暘州通信

日本の山車

◆左甚五郎 「日光の眠り猫」外伝

2011年01月08日 | 日本の山車 左甚五郎
◆左甚五郎 「日光の眠り猫」外伝
 こんなお話があります。日光東照宮の造営に関わっていたときのことです。このときは甲良豊後守(こうらぶんごのかみ・斐太で修行して当代随一の宮大工と言われた人です) 左甚五郎はこの宮大工に招聘されて日光のお仕事を手伝ったようですが、来る日もくる日も山中でのお仕事ですから、もともとあまりまじめ人間ではない左甚五郎は、秋も次第に深まり日も短くなって、宵闇がせまるともうじっとしていられません、赤提灯が恋しくなってきます。そこで仕事場をそっと抜け出して麓の鹿沼宿にやってくるとやれ嬉しや、一軒の飲み屋が目につきました。見ると薄汚い軒の傾いた一軒の飲み屋です。もとは旅籠だったそうですが、主人が若いとき放蕩三昧で、あわれその行く末が今のざまです。と鼻水をすすりながら愚痴をこぼします。
 酒さえあれば店の汚いのなぞ気にしない左甚五郎、ついしばらく酒を断っていたこともあって、ついつい酩酊するまで飲み続け、はてはへべれけになって店の隅で眠り込んでしまいました。
 あくる日になるとすっかり酔いの醒めた甚五郎、案の定、甚五郎には金子の持ち合わせがありません。
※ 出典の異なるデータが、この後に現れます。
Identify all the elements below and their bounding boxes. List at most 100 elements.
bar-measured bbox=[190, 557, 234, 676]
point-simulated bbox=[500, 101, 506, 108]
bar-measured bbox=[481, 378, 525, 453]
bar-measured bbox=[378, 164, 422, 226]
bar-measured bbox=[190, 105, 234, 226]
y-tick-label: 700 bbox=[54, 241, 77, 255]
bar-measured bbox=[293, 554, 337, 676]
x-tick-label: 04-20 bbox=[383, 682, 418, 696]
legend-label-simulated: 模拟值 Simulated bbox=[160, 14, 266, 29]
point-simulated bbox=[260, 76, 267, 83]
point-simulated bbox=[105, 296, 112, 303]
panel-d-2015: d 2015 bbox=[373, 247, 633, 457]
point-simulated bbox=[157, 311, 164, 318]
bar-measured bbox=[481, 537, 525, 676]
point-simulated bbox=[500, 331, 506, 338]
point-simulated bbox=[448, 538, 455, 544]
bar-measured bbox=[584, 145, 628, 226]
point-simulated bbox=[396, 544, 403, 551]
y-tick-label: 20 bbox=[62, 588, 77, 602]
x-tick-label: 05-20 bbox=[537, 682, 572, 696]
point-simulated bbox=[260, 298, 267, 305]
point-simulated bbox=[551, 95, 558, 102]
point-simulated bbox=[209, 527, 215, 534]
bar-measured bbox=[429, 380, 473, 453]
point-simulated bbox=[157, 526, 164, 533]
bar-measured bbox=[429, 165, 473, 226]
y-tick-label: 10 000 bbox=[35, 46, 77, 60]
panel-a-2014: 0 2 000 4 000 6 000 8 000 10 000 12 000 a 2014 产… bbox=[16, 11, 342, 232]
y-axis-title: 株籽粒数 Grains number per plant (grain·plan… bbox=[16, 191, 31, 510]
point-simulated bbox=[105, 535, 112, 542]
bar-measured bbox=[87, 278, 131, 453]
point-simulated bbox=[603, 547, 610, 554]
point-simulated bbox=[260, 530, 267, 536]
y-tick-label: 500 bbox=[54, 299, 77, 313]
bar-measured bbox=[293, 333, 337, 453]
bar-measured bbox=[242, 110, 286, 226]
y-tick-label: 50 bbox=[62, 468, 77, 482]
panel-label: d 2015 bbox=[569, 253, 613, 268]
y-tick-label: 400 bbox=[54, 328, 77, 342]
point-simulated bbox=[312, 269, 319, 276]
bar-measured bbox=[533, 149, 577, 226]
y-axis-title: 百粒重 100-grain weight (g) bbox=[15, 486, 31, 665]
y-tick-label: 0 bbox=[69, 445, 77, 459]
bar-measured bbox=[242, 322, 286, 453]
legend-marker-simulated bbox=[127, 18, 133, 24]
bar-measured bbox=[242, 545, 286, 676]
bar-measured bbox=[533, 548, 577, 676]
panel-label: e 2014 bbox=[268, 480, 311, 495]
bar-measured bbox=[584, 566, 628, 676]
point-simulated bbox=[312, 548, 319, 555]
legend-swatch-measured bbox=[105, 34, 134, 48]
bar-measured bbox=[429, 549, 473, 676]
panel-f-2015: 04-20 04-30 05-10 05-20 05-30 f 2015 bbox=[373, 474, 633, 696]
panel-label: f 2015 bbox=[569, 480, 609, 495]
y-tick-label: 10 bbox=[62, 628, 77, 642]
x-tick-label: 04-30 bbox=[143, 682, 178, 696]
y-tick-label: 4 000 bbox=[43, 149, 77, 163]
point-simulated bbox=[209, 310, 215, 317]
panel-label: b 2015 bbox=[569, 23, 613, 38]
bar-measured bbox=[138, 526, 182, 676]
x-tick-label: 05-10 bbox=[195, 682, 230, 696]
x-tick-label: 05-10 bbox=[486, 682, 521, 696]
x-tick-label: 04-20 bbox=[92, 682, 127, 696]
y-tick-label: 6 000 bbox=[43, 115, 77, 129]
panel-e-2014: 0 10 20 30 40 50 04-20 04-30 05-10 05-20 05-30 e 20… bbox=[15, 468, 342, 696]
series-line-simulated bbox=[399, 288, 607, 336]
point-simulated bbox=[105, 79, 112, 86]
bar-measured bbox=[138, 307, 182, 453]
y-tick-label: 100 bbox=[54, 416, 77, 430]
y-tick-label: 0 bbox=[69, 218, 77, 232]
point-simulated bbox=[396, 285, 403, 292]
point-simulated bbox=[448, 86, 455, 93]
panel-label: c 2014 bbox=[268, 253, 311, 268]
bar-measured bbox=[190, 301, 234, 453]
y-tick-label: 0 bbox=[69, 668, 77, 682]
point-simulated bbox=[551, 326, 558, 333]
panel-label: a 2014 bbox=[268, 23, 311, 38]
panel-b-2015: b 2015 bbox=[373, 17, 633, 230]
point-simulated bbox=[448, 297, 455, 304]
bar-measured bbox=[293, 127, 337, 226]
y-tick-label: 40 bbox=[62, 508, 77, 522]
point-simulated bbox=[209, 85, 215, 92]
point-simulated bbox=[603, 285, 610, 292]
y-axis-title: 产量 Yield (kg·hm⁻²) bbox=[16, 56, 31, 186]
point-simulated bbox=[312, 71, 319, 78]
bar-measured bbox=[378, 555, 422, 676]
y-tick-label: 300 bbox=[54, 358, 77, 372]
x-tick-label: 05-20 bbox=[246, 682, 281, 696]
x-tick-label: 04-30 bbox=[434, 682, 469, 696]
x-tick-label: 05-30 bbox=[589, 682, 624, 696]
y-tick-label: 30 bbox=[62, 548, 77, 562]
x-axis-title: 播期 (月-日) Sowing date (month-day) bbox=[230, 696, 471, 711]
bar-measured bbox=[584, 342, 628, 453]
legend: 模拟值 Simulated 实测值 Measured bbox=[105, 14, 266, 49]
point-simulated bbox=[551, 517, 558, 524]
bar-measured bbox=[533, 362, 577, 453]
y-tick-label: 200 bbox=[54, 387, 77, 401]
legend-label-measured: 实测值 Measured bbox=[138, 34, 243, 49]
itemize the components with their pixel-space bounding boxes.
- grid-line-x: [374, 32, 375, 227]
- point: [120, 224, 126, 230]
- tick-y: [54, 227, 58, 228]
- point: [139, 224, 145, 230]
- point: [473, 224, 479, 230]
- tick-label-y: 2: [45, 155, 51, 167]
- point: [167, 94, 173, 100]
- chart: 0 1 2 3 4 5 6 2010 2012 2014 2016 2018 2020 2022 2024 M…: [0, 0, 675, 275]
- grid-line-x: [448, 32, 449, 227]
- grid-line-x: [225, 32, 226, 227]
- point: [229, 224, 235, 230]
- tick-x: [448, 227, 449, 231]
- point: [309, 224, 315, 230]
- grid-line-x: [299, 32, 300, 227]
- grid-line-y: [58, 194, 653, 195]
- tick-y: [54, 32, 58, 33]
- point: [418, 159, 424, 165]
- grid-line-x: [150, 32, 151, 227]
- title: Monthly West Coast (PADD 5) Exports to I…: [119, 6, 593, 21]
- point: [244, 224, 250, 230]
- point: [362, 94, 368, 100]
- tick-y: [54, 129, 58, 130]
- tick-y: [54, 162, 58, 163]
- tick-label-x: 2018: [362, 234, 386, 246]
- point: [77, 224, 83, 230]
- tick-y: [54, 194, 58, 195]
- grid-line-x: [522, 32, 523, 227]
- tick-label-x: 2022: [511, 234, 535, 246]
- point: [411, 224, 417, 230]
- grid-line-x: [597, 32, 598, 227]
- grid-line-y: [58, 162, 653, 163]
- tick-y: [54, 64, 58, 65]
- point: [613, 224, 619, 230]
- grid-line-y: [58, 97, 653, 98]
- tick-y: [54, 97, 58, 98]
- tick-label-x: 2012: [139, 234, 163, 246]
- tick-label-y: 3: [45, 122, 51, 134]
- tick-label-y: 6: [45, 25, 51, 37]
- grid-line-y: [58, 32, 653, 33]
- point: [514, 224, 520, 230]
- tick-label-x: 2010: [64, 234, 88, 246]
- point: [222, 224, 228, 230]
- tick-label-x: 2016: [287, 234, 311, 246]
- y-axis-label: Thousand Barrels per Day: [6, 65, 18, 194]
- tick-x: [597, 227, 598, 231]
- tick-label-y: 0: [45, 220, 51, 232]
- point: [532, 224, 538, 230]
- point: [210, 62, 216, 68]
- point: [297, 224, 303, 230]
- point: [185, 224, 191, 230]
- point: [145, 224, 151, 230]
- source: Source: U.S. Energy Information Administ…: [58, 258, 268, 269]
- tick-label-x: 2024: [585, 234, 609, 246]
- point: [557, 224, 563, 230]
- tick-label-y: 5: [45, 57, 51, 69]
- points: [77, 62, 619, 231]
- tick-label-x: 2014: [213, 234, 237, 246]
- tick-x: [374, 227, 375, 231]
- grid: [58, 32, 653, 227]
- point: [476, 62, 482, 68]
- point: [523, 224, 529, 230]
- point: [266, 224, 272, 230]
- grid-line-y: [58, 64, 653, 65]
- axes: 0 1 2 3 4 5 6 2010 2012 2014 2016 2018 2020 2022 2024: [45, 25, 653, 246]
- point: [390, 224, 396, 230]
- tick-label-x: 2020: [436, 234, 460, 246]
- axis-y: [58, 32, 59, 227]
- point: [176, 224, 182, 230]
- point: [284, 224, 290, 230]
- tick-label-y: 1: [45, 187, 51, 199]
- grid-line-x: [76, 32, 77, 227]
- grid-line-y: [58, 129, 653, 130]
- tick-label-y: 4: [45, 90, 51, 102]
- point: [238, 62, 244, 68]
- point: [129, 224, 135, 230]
左甚五郎はそのまま数日滞在しましたが、主人は語気鋭く勘定の支払いをせまりますが支払いなどできようはずがありません。このあいだに見るからにみすぼらしい一匹の猫を彫り上げました。甚五郎はやおらこの猫を主人に示し、これを勘定代わりにとってくれと差しだしました。主人はそれを手にとって、しげしげと見つめていましたが、どう見ても猫には見えない…? しかし、言われてみれば猫が体を丸めて薄目を瞑って居る姿に見えなくもない。主人は怒って甚五郎を裸にし、大切に持っていた宇多國長が鍛えた一本の鑿まで取り上げてしまったのです。これにはさすがの左甚五郎も困り果てました。
 左甚五郎は、同情した宿場女郎の情けで昼はどうやら人目を避けることができました。 さて、夜も更けて、深夜になると飲み屋の外まで来て小さな声で「ちゅう」と呼びかけると、中から猫が「にゃあ~お」と応じ、右手で閂をはずしそっと戸を引きあけて、「おいでおいで」をして左甚五郎を中に入れてくれました。
 おかげで甚五郎は着物と鑿を取り戻し、一目散に日光に逃げ帰ったのでした。
 いつとはなしにこの話が伝わると一目見んものと人々が押し寄せてくるようになります。 戸口の外に立って人々が「ちゅう」とないてみせると、「にゃあ~お」と啼いて、戸がスルスルと引き開けられ、お礼に一文銭を投げ込むと、猫がうっすら眼を開いて、にっこりと笑い、右手を挙げてバイバイをして戸を閉めたといいますが、これは後の作り話でしょう。
 さあこれが評判になって人々が押し寄せ、たいへんな騒ぎになりました。一目見んものと押しかけた人が行列を作り、嘘か真か、延々と徳次良(とくじら)のあたりまで続いたといいます。見そびれた人たちは鹿沼宿にわらじを脱ぎましたから、旅籠も大繁盛。飲み屋の主人は、かの宿場女郎と語らい、一番から百番まで番号をつけ、この木札を持った人を優先的に扱うようにしましたから、遊郭も大繁盛しました。現在の石橋町のあたりだったと言いますが、現在ではどのあたりになるでしょうか・
 この話が将軍様のお耳に入って、左甚五郎の彫った猫はお召しあげとなって、日光東照宮の霊廟に通じる長押の上に飾られることとなりました。このとき猫らしく綺麗に着色されたのですが、猫は気に入らないらしく、その後はずっと不貞寝をしたままになりました。飲み屋の親父は、「飢えた虎はよたよた歩くというが、まったく惜しいことをしたわい。それにしても甚五郎先生にはすまないことをした」と語っていたそうです。
 のちに、ひとびとはこれを【左甚五郎作の日光の眠り猫】と呼ぶようになりました。
 お粗末ながら【左甚五郎作の日光の眠り猫】の外伝でございます。